The testimony of an eyewitness can be uniquely powerful and utterly wrong, an attorney told the U.S. Supreme Court on Wednesday, asking the justices to establish a stronger legal rule to screen out potentially unreliable testimony before trial. Such testimony is “probably the leading cause of miscarriages of justice” in this country, said Richard Guerriero, a defense lawyer from Concord, N.H.

For the first time in more than 30 years, the high court focused squarely on the problem of unreliable eyewitnesses. But several justices said it was up to juries to decide what to believe and what to ignore.

“Tell that to the jury,” Justice Antonin Scalia told Guerriero, echoing the theme of the argument.


Justice Ruth Bader Ginsburg agreed. “You can ask the judge to tell the jury: ‘Be careful. Eyewitness testimony is often unreliable.’ You can point that out in cross-examination. You can say something about it in your summation to the jury. Why aren’t all those safeguards enough?”

It would be “a drastic change … from the way trials are now conducted” if a judge could screen out certain “unreliable” eyewitnesses, said Justice Samuel A. Alito Jr. He cited the example of a rape victim who thinks she can identify her attacker. Do you want “a judge to say that victim may not testify?” he asked.

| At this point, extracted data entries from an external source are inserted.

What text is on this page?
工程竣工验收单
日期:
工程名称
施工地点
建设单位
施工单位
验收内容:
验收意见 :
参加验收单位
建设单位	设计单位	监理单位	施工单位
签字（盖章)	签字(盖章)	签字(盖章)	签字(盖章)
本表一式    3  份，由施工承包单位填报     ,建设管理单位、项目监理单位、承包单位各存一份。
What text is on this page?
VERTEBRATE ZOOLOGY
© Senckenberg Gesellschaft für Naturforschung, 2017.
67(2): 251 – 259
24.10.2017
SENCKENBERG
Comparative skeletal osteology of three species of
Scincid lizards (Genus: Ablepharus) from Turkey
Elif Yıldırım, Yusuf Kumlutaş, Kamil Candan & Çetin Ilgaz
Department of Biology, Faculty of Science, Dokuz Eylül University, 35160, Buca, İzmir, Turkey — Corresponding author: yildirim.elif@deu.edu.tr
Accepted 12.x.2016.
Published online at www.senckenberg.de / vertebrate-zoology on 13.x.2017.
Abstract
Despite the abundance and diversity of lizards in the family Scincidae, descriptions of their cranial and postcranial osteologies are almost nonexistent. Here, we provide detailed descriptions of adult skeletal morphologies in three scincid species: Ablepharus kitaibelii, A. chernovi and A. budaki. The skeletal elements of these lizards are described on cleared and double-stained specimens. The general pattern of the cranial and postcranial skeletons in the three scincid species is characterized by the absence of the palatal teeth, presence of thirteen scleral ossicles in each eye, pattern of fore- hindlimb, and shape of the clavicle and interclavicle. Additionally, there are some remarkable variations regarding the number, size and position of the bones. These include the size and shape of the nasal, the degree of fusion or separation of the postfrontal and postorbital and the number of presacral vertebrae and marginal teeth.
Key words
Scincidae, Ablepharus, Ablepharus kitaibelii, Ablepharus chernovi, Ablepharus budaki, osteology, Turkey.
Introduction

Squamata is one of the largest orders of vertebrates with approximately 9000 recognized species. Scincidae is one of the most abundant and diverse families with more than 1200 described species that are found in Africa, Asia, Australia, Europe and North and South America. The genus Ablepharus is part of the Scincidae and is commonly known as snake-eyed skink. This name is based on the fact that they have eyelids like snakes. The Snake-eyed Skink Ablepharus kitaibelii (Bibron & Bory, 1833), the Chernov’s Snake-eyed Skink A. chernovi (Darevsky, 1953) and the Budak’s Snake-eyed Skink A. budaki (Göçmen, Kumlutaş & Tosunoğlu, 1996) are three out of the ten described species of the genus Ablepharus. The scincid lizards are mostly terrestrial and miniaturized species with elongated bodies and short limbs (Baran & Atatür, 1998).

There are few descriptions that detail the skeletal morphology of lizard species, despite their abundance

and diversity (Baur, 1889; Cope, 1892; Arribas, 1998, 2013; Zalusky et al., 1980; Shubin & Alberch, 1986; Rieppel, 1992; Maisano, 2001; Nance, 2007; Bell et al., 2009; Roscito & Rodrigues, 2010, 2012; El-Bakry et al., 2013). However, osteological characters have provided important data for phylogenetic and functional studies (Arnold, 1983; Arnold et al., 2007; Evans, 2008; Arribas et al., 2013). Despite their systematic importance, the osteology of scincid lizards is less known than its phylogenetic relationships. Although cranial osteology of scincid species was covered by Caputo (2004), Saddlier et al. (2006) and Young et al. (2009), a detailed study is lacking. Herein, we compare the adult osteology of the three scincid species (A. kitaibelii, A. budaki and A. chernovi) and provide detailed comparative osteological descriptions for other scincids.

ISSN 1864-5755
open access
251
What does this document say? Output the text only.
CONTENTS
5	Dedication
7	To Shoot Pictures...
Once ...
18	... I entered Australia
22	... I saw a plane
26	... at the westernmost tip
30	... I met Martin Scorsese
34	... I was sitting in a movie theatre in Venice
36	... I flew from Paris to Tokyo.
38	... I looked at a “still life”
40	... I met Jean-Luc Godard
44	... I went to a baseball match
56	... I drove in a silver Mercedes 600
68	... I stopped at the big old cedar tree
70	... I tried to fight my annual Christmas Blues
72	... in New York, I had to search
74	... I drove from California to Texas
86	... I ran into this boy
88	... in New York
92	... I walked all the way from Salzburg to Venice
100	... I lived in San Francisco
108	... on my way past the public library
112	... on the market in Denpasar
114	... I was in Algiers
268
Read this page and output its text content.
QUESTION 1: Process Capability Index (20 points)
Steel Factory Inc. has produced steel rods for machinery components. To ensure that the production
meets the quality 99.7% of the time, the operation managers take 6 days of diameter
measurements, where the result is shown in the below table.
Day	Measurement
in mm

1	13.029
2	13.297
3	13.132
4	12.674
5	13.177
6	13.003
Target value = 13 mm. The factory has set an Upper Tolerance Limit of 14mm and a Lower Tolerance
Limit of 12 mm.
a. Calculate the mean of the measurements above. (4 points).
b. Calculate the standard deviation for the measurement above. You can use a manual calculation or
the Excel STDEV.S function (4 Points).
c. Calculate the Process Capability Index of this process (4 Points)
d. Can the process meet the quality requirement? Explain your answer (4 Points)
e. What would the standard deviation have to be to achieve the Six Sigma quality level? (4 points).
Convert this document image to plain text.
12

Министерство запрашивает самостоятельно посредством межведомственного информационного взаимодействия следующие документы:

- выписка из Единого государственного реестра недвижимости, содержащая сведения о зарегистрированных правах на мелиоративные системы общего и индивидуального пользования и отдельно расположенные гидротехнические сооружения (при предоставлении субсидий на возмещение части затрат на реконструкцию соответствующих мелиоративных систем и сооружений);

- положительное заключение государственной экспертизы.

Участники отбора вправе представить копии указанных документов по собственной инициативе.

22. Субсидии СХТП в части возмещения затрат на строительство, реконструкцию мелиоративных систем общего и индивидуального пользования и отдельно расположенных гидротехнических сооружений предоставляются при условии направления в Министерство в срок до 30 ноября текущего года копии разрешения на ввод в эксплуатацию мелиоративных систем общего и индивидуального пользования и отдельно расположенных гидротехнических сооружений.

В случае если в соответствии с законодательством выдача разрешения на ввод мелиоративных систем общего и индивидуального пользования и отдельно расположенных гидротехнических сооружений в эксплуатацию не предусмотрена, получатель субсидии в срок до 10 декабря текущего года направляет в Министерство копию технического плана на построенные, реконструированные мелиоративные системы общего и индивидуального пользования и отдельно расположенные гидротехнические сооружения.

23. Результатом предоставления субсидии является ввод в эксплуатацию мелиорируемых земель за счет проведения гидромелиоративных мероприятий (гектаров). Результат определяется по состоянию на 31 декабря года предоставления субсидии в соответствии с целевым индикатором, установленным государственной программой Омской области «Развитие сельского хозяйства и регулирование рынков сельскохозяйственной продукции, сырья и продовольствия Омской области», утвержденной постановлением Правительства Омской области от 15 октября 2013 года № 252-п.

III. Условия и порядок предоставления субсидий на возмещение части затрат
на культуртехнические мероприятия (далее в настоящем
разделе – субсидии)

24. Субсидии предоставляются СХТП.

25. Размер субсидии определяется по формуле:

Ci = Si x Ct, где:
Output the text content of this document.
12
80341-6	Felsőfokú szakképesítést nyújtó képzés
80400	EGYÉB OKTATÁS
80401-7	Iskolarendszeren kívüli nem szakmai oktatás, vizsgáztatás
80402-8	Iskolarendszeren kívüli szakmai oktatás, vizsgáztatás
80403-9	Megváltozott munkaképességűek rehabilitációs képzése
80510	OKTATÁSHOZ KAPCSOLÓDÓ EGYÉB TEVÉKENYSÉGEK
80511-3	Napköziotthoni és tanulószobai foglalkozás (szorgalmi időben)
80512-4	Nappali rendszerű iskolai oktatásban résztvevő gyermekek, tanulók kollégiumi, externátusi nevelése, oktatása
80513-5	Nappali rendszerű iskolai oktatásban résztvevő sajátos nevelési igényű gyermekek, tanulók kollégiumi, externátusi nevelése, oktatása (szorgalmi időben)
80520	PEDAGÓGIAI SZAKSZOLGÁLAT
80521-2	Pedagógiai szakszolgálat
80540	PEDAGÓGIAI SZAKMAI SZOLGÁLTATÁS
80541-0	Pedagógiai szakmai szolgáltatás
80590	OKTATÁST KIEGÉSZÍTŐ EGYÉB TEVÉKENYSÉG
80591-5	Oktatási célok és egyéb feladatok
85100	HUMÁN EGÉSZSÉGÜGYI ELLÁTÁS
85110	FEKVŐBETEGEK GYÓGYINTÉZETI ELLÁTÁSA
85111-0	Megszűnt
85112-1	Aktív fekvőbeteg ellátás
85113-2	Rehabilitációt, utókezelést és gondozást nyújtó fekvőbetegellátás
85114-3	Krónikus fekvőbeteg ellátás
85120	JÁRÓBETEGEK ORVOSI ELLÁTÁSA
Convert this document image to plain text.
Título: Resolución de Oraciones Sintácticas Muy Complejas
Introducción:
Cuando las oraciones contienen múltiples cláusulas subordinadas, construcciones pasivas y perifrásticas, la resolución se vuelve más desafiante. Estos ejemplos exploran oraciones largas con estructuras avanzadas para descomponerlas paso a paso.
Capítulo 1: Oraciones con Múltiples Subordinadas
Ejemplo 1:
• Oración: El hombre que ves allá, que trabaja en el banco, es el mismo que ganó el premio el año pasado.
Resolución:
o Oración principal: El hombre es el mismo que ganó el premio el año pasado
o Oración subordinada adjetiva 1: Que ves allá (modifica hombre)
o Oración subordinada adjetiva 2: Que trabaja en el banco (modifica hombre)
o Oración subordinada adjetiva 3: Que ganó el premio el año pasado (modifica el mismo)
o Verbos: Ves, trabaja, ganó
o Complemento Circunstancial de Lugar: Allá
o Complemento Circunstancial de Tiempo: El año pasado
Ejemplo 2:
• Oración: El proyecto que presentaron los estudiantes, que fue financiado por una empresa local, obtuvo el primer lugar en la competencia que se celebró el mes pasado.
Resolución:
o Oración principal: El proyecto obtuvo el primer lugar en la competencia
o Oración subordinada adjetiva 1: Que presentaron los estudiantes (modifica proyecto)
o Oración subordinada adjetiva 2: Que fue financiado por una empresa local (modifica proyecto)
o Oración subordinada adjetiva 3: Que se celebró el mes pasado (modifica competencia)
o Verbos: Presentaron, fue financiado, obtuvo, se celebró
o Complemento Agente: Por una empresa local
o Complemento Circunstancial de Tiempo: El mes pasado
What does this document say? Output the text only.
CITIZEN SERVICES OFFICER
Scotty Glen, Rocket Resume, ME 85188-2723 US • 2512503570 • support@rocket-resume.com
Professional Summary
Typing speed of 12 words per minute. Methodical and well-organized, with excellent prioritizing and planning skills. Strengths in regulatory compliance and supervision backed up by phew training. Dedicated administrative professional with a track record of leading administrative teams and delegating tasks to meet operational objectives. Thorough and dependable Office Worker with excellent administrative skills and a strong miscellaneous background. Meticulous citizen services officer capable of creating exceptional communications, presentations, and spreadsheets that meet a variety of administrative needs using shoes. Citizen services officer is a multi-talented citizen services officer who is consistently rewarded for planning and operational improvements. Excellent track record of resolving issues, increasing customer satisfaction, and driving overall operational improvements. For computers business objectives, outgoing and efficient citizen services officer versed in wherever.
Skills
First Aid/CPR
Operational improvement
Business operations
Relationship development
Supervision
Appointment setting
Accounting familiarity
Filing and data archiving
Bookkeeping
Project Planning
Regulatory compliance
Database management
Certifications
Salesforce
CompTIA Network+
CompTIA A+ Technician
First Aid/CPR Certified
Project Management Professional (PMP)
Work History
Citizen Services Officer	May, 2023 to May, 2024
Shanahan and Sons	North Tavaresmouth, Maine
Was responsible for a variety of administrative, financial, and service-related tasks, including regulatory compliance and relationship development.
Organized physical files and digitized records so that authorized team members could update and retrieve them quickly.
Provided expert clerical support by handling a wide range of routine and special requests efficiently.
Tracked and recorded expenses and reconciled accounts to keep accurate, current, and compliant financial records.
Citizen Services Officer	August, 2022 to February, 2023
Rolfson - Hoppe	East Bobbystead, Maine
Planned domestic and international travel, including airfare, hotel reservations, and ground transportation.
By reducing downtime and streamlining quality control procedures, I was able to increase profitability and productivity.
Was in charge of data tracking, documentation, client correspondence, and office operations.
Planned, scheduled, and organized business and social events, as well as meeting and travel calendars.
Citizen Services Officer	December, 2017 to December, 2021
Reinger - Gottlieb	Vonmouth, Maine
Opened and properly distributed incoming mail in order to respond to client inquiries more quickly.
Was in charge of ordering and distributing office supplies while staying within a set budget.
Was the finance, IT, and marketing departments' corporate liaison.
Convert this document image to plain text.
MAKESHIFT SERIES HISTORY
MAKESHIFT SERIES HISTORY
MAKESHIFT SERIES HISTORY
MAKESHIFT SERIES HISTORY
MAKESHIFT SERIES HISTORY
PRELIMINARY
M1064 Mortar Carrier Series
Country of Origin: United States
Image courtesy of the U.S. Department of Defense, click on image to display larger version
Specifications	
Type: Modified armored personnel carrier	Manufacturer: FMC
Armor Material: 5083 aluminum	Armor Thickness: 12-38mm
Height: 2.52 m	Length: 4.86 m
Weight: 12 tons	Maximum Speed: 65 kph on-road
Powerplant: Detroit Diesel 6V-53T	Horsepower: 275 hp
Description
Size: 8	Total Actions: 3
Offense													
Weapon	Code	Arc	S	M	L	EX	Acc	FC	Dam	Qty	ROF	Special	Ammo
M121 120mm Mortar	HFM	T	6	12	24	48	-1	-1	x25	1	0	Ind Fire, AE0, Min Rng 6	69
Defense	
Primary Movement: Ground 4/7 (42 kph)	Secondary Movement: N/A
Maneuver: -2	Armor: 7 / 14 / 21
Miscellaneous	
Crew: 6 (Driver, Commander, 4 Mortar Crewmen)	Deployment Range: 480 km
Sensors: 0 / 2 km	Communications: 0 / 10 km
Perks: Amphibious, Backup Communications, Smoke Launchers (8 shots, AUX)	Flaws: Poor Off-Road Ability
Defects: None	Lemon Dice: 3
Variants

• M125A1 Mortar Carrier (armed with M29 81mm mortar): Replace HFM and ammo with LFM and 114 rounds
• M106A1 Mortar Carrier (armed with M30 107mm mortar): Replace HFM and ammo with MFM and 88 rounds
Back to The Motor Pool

The case before the court concerns Barion Perry, a New Hampshire man convicted of theft from cars in a Nashua parking lot. A woman on the fourth floor of a nearby apartment building had seen a “tall black man” opening the trunk of a neighbor’s car and taking several items. When a police officer arrived, he saw Perry in the parking lot carrying several speakers. Perry said he had found them on the ground.

When a second officer arrived, the first officer on the scene spoke to the woman in the fourth-floor apartment. She pointed down to Perry in the parking lot and identified him as the man who broke into the car. But she could not identify him later when shown a photo of his face.

Perry was charged with theft, but before trial, his attorney urged the judge to exclude the woman’s testimony. The judge refused, noting that the officer had done nothing wrong. Perry was convicted and sentenced to three to 10 years in prison.

In the Supreme Court, Perry’s lawyer said trial judges should be authorized to screen out potentially unreliable testimony from eyewitnesses, regardless of whether the police prompted them to identify a particular person.

But none of the justices sounded ready to take that step. They indicated they did not want to authorize new “mini-trials” so judges could screen out eyewitnesses whose testimony may not be reliable.